In India, putting women's voices to press

More than 20 years ago, a group of Indian women, concerned that women's rights narratives were going unheard, founded their own feminist publishing house that still pushes boundaries today.

September 28, 2011

• A local, slice-of-life story from a Monitor correspondent.

As India wrestles with female infanticide and other issues related to women’s rights, one publisher has been pushing to get female voices heard.

Go beyond a strip of high-end boutiques in Delhi, into an alley past a cow resting beneath a tarp, and climb up the stairs of a nondescript building. There, titles from the publisher Zubaan (meaning “tongue” or “language” in Hindi) are stacked on towering shelves.

The nonprofit imprint sprang from Kali for Women, India’s first feminist publishing outfit established more than 20 years ago. Zubaan has published books that its founders say would not otherwise see the light of day.
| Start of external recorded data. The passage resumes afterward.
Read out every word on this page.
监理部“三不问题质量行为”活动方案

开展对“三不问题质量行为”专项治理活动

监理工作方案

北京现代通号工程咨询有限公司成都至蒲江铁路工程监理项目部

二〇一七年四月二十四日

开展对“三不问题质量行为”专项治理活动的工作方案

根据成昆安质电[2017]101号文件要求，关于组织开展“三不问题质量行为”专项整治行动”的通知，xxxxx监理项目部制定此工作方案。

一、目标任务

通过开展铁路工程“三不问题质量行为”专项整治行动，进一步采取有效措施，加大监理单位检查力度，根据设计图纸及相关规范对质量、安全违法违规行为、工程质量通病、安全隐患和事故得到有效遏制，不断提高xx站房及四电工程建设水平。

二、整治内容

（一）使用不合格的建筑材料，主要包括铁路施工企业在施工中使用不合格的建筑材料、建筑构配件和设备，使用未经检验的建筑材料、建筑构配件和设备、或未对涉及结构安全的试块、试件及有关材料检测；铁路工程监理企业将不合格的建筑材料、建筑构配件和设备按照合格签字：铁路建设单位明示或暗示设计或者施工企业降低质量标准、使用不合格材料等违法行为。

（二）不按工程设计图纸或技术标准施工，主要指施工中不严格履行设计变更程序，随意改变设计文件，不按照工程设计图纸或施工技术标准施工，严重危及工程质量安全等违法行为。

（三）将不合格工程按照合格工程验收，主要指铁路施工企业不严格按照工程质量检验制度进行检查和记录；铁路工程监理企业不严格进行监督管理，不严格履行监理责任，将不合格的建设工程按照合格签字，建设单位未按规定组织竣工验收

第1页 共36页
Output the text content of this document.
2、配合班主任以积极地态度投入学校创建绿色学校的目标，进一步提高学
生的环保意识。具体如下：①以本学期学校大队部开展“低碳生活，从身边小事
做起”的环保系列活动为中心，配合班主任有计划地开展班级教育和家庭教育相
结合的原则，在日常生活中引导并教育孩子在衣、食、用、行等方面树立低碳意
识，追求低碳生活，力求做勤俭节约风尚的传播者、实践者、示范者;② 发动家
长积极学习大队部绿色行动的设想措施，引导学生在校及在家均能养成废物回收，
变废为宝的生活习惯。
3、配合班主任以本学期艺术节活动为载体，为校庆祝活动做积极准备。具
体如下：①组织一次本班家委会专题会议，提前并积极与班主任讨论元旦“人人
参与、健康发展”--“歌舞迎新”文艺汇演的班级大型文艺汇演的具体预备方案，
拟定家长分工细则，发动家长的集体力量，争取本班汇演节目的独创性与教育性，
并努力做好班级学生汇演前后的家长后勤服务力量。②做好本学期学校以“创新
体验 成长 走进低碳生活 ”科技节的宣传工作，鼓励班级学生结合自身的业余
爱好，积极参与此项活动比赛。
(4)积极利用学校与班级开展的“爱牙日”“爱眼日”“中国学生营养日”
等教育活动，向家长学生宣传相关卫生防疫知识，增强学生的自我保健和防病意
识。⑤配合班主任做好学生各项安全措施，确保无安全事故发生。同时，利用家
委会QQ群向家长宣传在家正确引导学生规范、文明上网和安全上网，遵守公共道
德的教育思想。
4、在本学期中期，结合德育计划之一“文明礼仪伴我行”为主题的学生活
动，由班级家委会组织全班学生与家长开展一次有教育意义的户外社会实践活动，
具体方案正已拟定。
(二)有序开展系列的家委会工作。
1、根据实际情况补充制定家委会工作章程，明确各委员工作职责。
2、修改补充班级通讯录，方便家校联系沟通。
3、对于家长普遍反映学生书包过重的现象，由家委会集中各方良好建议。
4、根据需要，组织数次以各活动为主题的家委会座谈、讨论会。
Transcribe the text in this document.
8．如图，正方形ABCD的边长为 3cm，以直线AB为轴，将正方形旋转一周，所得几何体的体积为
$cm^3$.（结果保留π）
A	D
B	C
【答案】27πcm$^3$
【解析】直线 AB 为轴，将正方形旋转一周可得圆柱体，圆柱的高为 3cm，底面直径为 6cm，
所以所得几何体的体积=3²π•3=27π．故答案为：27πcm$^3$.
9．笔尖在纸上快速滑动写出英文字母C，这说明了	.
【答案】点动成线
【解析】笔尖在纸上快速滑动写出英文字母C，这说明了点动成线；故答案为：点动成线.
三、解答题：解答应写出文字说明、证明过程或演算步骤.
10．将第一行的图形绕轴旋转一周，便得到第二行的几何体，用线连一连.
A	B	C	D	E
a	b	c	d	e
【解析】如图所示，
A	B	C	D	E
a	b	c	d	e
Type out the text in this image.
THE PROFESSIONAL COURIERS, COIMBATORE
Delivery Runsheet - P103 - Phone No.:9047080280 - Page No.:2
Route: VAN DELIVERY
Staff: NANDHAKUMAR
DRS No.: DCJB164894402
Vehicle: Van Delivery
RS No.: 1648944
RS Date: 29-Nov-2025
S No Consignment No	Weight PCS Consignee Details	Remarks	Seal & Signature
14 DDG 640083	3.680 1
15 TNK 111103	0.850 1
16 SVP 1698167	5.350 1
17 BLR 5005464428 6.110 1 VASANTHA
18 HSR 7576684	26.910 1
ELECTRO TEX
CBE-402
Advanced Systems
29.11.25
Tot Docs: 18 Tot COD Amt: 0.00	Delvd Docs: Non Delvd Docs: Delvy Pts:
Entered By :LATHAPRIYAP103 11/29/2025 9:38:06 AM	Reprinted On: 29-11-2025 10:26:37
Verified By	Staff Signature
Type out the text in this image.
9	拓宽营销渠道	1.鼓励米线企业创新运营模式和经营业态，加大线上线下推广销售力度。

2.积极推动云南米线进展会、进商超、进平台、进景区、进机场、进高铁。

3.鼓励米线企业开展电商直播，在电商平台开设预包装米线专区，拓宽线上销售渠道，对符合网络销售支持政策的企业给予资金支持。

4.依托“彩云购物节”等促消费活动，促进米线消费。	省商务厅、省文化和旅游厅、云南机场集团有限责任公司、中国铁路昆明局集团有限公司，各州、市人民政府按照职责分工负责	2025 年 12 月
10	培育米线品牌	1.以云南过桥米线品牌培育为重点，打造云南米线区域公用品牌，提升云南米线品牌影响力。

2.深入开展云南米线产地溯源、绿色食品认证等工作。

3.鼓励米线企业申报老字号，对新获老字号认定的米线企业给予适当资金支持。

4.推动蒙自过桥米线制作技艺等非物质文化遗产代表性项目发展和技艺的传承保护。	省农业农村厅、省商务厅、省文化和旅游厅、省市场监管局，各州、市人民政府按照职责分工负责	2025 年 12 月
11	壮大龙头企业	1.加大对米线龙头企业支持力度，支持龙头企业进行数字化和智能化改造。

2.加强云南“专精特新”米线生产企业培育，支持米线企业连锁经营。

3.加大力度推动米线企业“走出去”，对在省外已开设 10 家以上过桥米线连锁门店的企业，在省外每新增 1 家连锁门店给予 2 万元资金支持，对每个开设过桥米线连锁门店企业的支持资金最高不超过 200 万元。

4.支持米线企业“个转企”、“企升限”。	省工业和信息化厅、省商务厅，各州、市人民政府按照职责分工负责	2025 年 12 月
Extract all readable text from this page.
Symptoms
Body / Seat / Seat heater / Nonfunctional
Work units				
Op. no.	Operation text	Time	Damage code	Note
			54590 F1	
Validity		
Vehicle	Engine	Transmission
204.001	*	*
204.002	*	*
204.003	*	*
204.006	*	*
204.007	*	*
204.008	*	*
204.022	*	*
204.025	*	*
From the narratives of domestic-violence victims and women in India’s troubled zones to the stories of far-off villages and prostitutes, Zubaan has tried to cover the spectrum of Indian women’s voices. That has resulted in dozens of historical and academic texts, novels, autobiographies, and other nonfiction works in English, Hindi, and additional Indian languages. The enterprise is not always profitable, and sometimes critics find the content of the books too marginal. Yet founder Urvashi Butalia, a well-known figure in India’s women’s movement, says all women have something important to say and listening to them can lead to a “better world.”